In Keynes’ liquidity preferences, then, speculative returns are good enough at high rates to get agents to give up money rather than hold or hoard it.

Transpose these factors onto the global banking system, where money is more fungible and includes a menu of monetary alternates like UST’s and FX, and there is no mystery in bonds. Banks like JPM will cling to the most liquid forms of investment when returns are perceived to be too low or too risky.

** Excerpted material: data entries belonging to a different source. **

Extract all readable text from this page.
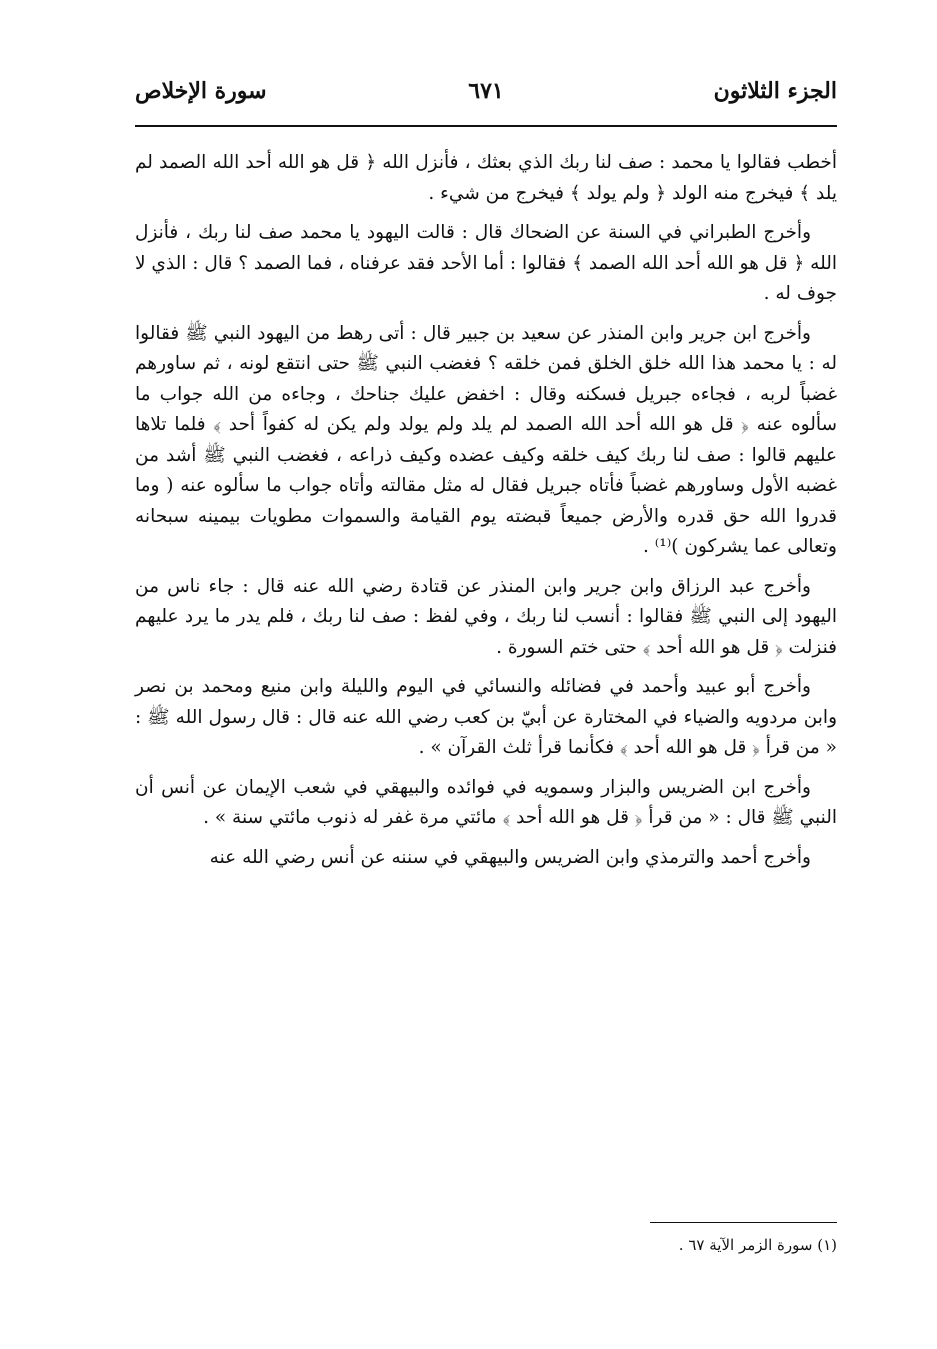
الجزء الثلاثون
٦٧١
سورة الإخلاص

أخطب فقالوا يا محمد : صف لنا ربك الذي بعثك ، فأنزل الله ﴿ قل هو الله أحد الله الصمد لم يلد ﴾ فيخرج منه الولد ﴿ ولم يولد ﴾ فيخرج من شيء .

وأخرج الطبراني في السنة عن الضحاك قال : قالت اليهود يا محمد صف لنا ربك ، فأنزل الله ﴿ قل هو الله أحد الله الصمد ﴾ فقالوا : أما الأحد فقد عرفناه ، فما الصمد ؟ قال : الذي لا جوف له .

وأخرج ابن جرير وابن المنذر عن سعيد بن جبير قال : أتى رهط من اليهود النبي ﷺ فقالوا له : يا محمد هذا الله خلق الخلق فمن خلقه ؟ فغضب النبي ﷺ حتى انتقع لونه ، ثم ساورهم غضباً لربه ، فجاءه جبريل فسكنه وقال : اخفض عليك جناحك ، وجاءه من الله جواب ما سألوه عنه ﴿ قل هو الله أحد الله الصمد لم يلد ولم يولد ولم يكن له كفواً أحد ﴾ فلما تلاها عليهم قالوا : صف لنا ربك كيف خلقه وكيف عضده وكيف ذراعه ، فغضب النبي ﷺ أشد من غضبه الأول وساورهم غضباً فأتاه جبريل فقال له مثل مقالته وأتاه جواب ما سألوه عنه ( وما قدروا الله حق قدره والأرض جميعاً قبضته يوم القيامة والسموات مطويات بيمينه سبحانه وتعالى عما يشركون )⁽¹⁾ .

وأخرج عبد الرزاق وابن جرير وابن المنذر عن قتادة رضي الله عنه قال : جاء ناس من اليهود إلى النبي ﷺ فقالوا : أنسب لنا ربك ، وفي لفظ : صف لنا ربك ، فلم يدر ما يرد عليهم فنزلت ﴿ قل هو الله أحد ﴾ حتى ختم السورة .

وأخرج أبو عبيد وأحمد في فضائله والنسائي في اليوم والليلة وابن منيع ومحمد بن نصر وابن مردويه والضياء في المختارة عن أبيّ بن كعب رضي الله عنه قال : قال رسول الله ﷺ : « من قرأ ﴿ قل هو الله أحد ﴾ فكأنما قرأ ثلث القرآن » .

وأخرج ابن الضريس والبزار وسمويه في فوائده والبيهقي في شعب الإيمان عن أنس أن النبي ﷺ قال : « من قرأ ﴿ قل هو الله أحد ﴾ مائتي مرة غفر له ذنوب مائتي سنة » .

وأخرج أحمد والترمذي وابن الضريس والبيهقي في سننه عن أنس رضي الله عنه

(١) سورة الزمر الآية ٦٧ .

The fact that this perception in fact might conflict with the official consensus is no conflict at all. The official position must be wrong (officials have absolutely nothing riding on the outcome, not even their reputations which remain sterling no matter how badly they perform). Global banks, as Bear Stearns taught them, can have their lights turned out in a matter of days.

This relates entirely to the demand for liquidity and therefore liquid investments. Working backward, falling UST yields tell us something very important about the perceived state of global US$ liquidity from the inside. Risks must be rising as interest rates are falling. The cliché “flight to safety” is somewhat appropriate.

But because central bankers, bank managers, Economists, and even bond kings have it all backward, none of them seriously factoring liquidity preferences, the 30-year bond bull keeps surprising them every few years when global monetary problems reappear. Rates are supposed to liftoff, instead they cycle further downward. Both Keynes and Friedman have drawn for us a roadmap to not just what’s wrong but also why.

It only lands in the hands of the blind.  

Let’s go back one more time to Bill Dudley in 2007. When asked what banks might do to mitigate liquidity risks, he replied:

“MR. DUDLEY. One thing to do would be to buy Eurodollar futures or Treasury securities.”

And then he went on to claim how this might create distortions, “at least temporarily, those yields may not fully reflect what the market expectations are.” It was an exercise in self-delusion, the only distortion the twisting of logic to fit preconceived official conclusions (NO RATE CUTS EVER!)

Buying up UST’s and eurodollar futures as liquidity hedging is a false signal to these people. That’s why they never got bonds, or the economy, right. They still don’t.

In other words, they don’t understand the monetary system. Everyone just assumes, central bankers included, it was all fixed in 2009 by a bunch of QE’s and their bank reserves. From this one mistake, all the rest.

There is every fundamental reason in the world to sell UST’s. The long run profile of the issuer, the US federal government, is atrocious and in no way fits with the ability to borrow at better than 3% long run interest rates. The fact that US government securities are being bought hand over fist right now tells you that the reason they are being bought must be beyond compelling and more so one that is very widely shared.

Curve inversions of this nature cannot be a few players worried about something small, it has to be every player worried about the same big thing.

The rate cuts are coming, Jay Powell. Inflation and accelerating growth are not. You don’t know it yet nor will you like it when you eventually propose and vote affirmatively for them, but the cuts (plural) are coming nonetheless. The problem isn’t markets, the problem is Economics. Even those who claim to speak for the former are only doing so as the latter.

 

Jeffrey Snider is the Chief Investment Strategist of Alhambra Investment Partners, a registered investment advisor.